- Summary of Project
- Required software
- How to replicate our code
- Data Sources
- Visuals
- Conclusion
- Original proposal
- Lauren Toothaker
- Katie Hartmann
- Charlie Loveall
The goal of this project is to look at Heritage Tree sites in the Portland area and compare it with U.S. Census Bureau data on demographics of the site near the Heritage tree.
After further scrutiny of our data and visualizations, more data is needed to further determine correlation between Heritage tree designation and median home value. There are a number of factors that affect home price, and our data from the census is only a current snapshot of home value.
- Python 3.8.x
- MongoDB
- Gitbash or equivalent
- In your config.js add these things: const API_KEY as a variable. (mapbox)
- In your config.py add these things: g_key, census_api_key as variables. (g_key = Google Maps API, census_api_key= U.S Census Bureau API)
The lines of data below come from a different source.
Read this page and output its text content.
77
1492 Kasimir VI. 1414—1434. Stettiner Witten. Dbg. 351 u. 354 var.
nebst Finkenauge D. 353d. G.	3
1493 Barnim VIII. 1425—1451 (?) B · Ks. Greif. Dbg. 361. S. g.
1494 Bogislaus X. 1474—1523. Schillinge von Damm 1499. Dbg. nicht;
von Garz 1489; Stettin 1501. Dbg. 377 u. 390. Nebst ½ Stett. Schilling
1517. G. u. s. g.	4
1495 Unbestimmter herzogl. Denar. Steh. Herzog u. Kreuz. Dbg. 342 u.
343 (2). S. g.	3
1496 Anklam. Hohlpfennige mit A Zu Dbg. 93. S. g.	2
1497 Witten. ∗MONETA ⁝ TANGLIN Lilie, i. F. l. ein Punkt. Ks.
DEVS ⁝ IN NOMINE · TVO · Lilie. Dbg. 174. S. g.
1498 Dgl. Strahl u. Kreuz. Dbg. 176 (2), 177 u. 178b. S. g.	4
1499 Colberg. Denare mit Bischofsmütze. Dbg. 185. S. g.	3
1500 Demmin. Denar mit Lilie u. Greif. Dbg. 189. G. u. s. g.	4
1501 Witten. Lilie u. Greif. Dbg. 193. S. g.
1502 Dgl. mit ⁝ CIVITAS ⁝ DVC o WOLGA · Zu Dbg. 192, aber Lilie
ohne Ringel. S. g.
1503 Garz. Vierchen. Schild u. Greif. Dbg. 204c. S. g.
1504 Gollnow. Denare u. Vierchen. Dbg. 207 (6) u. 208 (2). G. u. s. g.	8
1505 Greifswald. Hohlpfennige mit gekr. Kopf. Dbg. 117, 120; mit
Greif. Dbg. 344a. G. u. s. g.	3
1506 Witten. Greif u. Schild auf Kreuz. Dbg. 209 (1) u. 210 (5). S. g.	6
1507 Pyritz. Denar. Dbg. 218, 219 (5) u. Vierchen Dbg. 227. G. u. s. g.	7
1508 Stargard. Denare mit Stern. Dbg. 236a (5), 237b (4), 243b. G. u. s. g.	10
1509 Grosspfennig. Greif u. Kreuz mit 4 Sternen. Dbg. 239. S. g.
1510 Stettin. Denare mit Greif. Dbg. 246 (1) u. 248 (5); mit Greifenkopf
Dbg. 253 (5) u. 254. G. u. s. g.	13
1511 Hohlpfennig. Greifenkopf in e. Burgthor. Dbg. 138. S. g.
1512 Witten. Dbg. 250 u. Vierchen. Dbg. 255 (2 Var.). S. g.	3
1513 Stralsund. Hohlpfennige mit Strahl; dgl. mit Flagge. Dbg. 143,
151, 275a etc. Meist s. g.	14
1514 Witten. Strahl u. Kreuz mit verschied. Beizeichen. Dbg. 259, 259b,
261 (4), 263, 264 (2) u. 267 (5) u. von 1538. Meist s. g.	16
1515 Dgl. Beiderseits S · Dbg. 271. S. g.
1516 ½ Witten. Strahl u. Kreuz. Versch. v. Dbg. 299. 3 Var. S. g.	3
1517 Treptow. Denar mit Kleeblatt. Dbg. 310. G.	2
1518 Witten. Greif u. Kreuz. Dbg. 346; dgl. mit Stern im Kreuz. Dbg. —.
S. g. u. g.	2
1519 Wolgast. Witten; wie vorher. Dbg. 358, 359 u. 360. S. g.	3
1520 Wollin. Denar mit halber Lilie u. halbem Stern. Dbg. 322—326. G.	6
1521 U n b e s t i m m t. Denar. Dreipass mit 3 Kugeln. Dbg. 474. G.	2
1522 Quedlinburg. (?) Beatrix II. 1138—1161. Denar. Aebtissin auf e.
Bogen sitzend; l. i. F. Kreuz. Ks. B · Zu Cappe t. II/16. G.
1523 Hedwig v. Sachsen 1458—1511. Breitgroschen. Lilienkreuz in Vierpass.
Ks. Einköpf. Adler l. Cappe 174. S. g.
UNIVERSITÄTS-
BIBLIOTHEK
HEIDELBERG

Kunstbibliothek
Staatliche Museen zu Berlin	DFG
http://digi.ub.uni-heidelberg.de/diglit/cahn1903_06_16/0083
- Set up a new conda environment using requirements.txt.
- Activate your new conda environment.
- Run ETL_process.ipynb in jupyter notebook to query the api's and store them to a local MongoDB. When finished, it should look like below:
- Close jupyter notebook in console.
- Run app.py in python.
- Go to [localhost]/api/censusdata/
- Go back to the home page of [localhost]
If your website doesn't look like this snippet below, go to [localhost]/api/censusdata/.
Then you can go back to the home directory and your charts should update.
Portland Maps OpenData Heritage Trees: (https://gis-pdx.opendata.arcgis.com/datasets/heritage-trees/data?geometry=-122.953%2C45.434%2C-122.306%2C45.602)
Portland Neighborhood Regions: (https://hub.arcgis.com/datasets/9f50a605cf4945259b983fa35c993fe9_125/data?geometry=-123.320%2C45.459%2C-122.014%2C45.627)
U.S. Census Bureau API
Google Geocode API: (https://maps.googleapis.com/maps/api/geocode/json)
- A single Portland area map with:
- Cluster markers of Heritage trees with informative tool tips
- Circle markers of median home values by zip code with pop-up of home value
- Neighborhood outlines with pop-up of name
- Bar plot of stats
- Median home value by zip
- Median income by zip
- Heritage tree designation years
Given more time, we would like to further look into the following:
- adding information related to education
- median home values and incomes by zip code over the same range of years included in the heritage trees dataset
- identify and execute a means of comparing locations on either neighborhoods or zip codes for a one-to-one comparison
Katie will utilize prior experience with U.S. Census Bureau (UCB) data and Google Geocode to combine Google coordinates with UCB data and upload them to a single CSV file that will then be pushed to a MongoDB database. She will manage the API endpoint and configure the data so we can utilize the data.
From Mongo we will utilize Flask to create a website structure.
Charlie has a heatmap about Heritage trees that can be repurposed for this site. He will also manage the Flask framework creation.
Lauren will create visualizations and manage the front end.